Чтение онлайн

ЖАНРЫ

Шрифт:

«И что же это за правда, сэр?»

«А то, что вы тоже американская шпионка».

Меня затрясло.

«Это полная ложь… Кощунственная, страшная ложь…»

«Вы обвиняете меня во лжи?» — произнес он на удивление бесстрастным голосом.

«Конечно нет, сэр. Я обвиняю во лжи своего мужа».

«Это вполне предсказуемо и естественно. И смею предположить, что вы сейчас будете убеждать меня в том, что и это бред сумасшедшего, который оторвался от реальности. Только вот что нам делать с фотоуликами, изобличающими его как пособника американских спецслужб?»

«Но ведь это не означает, что я…»

«…каким-то образом вовлечена в эту деятельность?»

«У вас есть какие-то доказательства моей вины? Фотографии моих встреч с американскими агентами?»

«Разве я не предупреждал вас

о том, что меня нельзя перебивать? И что вы не вправе задавать вопросы? У вас вообще нет никаких прав. И как подозреваемая в государственной измене…»

«Я не понимаю, о чем вы говорите», — заскулила я.

«Наш разговор на сегодня окончен», — отрезал он, нажимая кнопку на телефонной консоли.

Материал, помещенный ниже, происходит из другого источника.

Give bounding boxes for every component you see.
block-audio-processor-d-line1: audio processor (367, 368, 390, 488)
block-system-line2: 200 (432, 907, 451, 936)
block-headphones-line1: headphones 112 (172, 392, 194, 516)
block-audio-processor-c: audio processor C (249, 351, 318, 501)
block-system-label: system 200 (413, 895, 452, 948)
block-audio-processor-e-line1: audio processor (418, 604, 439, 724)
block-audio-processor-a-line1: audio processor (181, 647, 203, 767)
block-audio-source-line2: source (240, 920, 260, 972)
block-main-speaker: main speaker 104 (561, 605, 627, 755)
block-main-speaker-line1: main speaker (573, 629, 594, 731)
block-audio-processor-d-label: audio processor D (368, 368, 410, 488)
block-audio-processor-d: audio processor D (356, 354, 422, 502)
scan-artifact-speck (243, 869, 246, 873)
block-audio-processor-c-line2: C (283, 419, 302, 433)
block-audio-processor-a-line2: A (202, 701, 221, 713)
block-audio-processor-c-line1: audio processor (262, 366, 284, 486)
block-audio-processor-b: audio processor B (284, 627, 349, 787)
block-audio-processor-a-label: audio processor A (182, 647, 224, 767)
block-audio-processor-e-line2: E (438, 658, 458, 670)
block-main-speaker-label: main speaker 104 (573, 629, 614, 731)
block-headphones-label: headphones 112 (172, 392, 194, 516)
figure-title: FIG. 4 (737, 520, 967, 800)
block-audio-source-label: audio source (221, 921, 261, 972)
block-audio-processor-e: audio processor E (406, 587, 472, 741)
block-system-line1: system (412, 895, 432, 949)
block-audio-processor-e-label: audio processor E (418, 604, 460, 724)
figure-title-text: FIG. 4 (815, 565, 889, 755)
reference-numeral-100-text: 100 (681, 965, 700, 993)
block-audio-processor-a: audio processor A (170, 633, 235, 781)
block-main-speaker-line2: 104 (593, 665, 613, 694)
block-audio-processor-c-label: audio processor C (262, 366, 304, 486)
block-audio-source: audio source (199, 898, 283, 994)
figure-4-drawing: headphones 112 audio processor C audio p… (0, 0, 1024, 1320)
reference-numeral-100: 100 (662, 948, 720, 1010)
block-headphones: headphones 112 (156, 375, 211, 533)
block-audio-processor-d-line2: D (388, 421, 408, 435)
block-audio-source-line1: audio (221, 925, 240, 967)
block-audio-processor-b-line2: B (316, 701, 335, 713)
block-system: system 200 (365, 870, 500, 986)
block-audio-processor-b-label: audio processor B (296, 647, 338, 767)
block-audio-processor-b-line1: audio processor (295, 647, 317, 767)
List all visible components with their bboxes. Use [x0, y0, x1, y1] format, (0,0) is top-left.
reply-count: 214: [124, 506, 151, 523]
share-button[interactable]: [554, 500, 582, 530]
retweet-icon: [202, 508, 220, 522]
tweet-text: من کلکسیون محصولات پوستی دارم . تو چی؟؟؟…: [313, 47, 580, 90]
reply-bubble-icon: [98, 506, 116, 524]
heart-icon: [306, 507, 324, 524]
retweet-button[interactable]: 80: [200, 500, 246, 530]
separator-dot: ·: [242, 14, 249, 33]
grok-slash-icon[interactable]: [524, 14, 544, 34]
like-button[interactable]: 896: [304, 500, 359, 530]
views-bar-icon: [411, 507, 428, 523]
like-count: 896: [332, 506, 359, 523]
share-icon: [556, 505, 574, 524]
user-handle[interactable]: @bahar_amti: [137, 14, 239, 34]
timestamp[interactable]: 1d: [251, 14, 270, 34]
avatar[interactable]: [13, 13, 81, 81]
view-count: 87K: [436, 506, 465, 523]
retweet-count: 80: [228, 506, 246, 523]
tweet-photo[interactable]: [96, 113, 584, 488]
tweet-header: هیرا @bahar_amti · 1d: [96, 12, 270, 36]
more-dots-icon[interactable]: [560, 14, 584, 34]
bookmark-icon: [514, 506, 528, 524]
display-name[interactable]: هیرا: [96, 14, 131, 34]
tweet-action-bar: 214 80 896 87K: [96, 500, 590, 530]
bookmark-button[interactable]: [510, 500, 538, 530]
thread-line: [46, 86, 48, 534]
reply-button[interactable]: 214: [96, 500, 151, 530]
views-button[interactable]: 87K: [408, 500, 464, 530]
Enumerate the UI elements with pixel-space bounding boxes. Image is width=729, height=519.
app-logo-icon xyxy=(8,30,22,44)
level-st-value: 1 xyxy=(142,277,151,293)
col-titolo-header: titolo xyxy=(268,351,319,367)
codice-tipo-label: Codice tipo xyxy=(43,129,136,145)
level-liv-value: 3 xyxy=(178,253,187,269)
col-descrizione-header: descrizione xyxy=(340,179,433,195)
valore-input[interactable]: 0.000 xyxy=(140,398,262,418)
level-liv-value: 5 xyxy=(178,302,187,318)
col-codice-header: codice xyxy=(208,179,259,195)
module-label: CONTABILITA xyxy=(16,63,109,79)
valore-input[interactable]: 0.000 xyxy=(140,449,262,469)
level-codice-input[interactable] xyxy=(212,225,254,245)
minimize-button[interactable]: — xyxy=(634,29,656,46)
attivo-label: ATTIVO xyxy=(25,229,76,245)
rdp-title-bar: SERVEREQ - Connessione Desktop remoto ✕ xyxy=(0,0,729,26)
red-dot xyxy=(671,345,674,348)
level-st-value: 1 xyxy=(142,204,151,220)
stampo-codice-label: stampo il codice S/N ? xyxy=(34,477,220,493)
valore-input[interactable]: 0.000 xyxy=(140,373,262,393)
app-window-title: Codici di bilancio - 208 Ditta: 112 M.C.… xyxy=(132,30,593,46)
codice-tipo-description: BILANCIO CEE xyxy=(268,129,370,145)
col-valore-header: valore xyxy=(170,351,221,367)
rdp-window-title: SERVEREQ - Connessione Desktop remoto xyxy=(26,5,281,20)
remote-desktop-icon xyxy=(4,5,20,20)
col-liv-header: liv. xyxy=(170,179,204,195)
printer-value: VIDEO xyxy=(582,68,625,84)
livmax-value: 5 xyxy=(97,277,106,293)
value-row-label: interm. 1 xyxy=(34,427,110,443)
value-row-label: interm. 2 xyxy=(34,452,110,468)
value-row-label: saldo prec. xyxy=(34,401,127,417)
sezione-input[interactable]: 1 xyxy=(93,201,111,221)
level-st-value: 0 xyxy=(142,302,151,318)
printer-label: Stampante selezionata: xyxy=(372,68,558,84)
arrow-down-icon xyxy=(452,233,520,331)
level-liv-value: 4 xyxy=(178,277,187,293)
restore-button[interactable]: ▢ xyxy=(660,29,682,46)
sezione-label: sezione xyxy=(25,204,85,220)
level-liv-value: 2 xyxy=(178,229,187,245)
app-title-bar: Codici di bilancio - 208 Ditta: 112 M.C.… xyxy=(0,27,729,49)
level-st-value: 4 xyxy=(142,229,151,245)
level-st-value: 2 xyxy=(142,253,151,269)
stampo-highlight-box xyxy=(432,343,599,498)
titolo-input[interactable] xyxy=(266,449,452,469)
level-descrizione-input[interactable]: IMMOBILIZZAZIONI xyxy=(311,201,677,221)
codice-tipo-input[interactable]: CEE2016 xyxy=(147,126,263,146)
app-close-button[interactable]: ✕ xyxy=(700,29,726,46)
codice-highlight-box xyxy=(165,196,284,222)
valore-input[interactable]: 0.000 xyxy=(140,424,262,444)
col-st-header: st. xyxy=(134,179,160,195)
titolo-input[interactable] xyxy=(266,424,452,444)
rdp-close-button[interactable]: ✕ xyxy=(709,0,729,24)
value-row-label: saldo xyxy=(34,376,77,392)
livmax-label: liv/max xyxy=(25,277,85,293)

«Что с моим сыном? Я должна увидеть Йоханнеса. Я должна…»

«Как я уже говорил, ваш сын Йоханнес находится под опекой государства. И будет находиться до тех пор, пока вы не раскроете все подробности вашей связи с американцами».

«Не было никакой „связи с американцами“. Я в жизни не встречалась ни с одним американцем».

«Но ваш муж утверждает обратное».

«Мой муж психически болен».

«Ваш муж — американский шпион. Так же, как и вы».

«Я не американский шпион!» — закричала я.

Послышался стук в дверь. Штенхаммер сказал: «Войдите». На пороге стояла все та же надзирательница.

«Я закончил допрос, — кивнул он ей. — Но ее необходимо должным образом сфотографировать».

«Прошу вас, сэр, — разрыдалась я. — Я вас умоляю… мой сын — это все, что есть в моей жизни».

Небрежным взмахом руки Штенхаммер дал знак, чтобы меня вывели из кабинета.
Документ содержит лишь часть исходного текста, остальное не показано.